The team’s final win came after a series of losses on the preceding Thursday.
Four of the ten qualifying matches were held on April 17 and the Pi-oneers lost all of them.
“We went back to the hotel with our tails between our legs,” Killian said. “It was a little bit disheartening.”
The team’s luck changed on Friday, winning all six matches, and continued on into Saturday.
Originally chosen as a back up, they were put into play when Lightning Robotics’ robot malfunctioned.
“It became apparent that the alliance was stronger with us in instead of the team they’d chosen. By the time they got to the finals, we were the ones that were selected,” Pascack Hills math teacher and Pi-oneers Head Coach and Lead Mechanical Engineering Mentor Mr. Kevin Killian said. “So we went from being a back up to being in the starting lineup as the play offs went on, when it really became important.”
From there, the alliance won one of the two remaining semi-final matches before competing against the Darwin Division in the finals.
“It was such a thrilling ride,” Killian said. “We want to be in the play for world champions every year.”
This win makes the Pi-oneers the second team in New Jersey to win a world championship.
“It’s the most incredible feeling in the world. It’s such a big deal in the FIRST community to win on a world level. It’s huge,” Rein said. “We’re just the Pascack Pi-oneers from Montvale, New Jersey and we’ve had such a terrible season this year. [The team] really deserved this.”
Killian anticipates that their win will benefit them for years to come.
“[The other teams] praised us about how well we did when we were put to the test,” he said. “That’s going to be noticed by the community.
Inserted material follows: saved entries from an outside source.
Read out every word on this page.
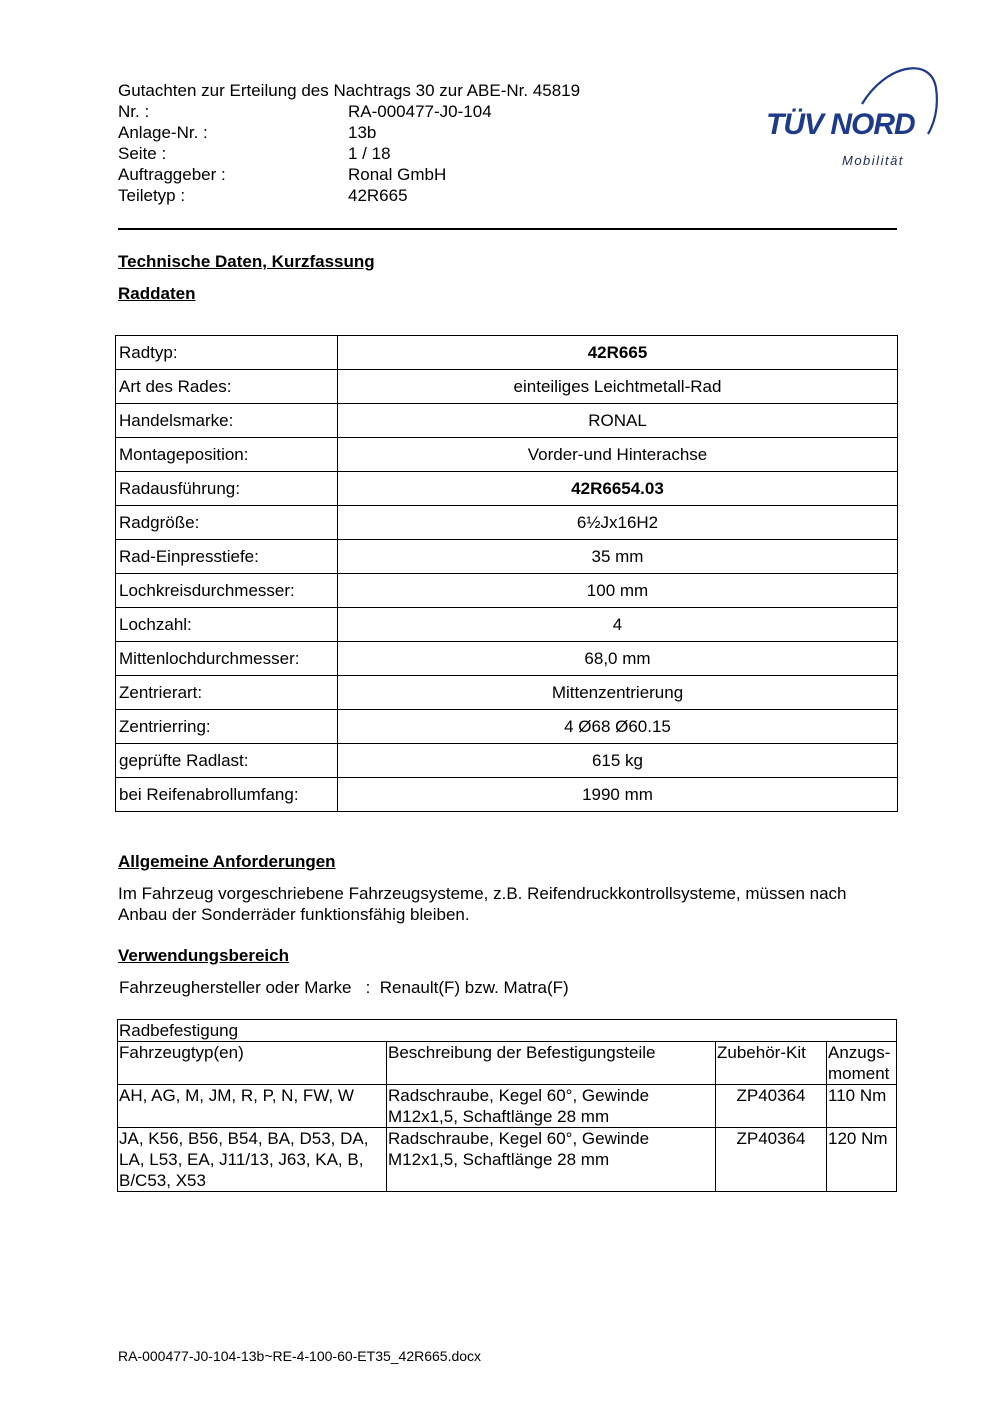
Gutachten zur Erteilung des Nachtrags 30 zur ABE-Nr. 45819
Nr. :	RA-000477-J0-104
Anlage-Nr. :	13b
Seite :	1 / 18
Auftraggeber :	Ronal GmbH
Teiletyp :	42R665
TÜV NORD
Mobilität
Technische Daten, Kurzfassung
Raddaten
Radtyp:	42R665
Art des Rades:	einteiliges Leichtmetall-Rad
Handelsmarke:	RONAL
Montageposition:	Vorder-und Hinterachse
Radausführung:	42R6654.03
Radgröße:	6½Jx16H2
Rad-Einpresstiefe:	35 mm
Lochkreisdurchmesser:	100 mm
Lochzahl:	4
Mittenlochdurchmesser:	68,0 mm
Zentrierart:	Mittenzentrierung
Zentrierring:	4 Ø68 Ø60.15
geprüfte Radlast:	615 kg
bei Reifenabrollumfang:	1990 mm
Allgemeine Anforderungen
Im Fahrzeug vorgeschriebene Fahrzeugsysteme, z.B. Reifendruckkontrollsysteme, müssen nach Anbau der Sonderräder funktionsfähig bleiben.
Verwendungsbereich
Fahrzeughersteller oder Marke   :  Renault(F) bzw. Matra(F)
Radbefestigung			
Fahrzeugtyp(en)	Beschreibung der Befestigungsteile	Zubehör-Kit	Anzugs- moment
AH, AG, M, JM, R, P, N, FW, W	Radschraube, Kegel 60°, Gewinde M12x1,5, Schaftlänge 28 mm	ZP40364	110 Nm
JA, K56, B56, B54, BA, D53, DA, LA, L53, EA, J11/13, J63, KA, B, B/C53, X53	Radschraube, Kegel 60°, Gewinde M12x1,5, Schaftlänge 28 mm	ZP40364	120 Nm
RA-000477-J0-104-13b~RE-4-100-60-ET35_42R665.docx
So next year, when there’s another alliance captain trying to put together an alliance, they’ll remember that the Pioneers put up when it’s time to. They will not let their alliance down. So this is the kind of thing that will build on itself.”
On top of benefitting them with in the FIRST community, he holds hope that it will benefit them within the district as well.
“I know that every year, there are kids who graduate who would have been fantastic on the team,” Killian said. “There are tinkerers, there are programmers. I know we don’t have all of those kids right now. I want to get more of those kids. Hopefully being world champions helps us get more of them.”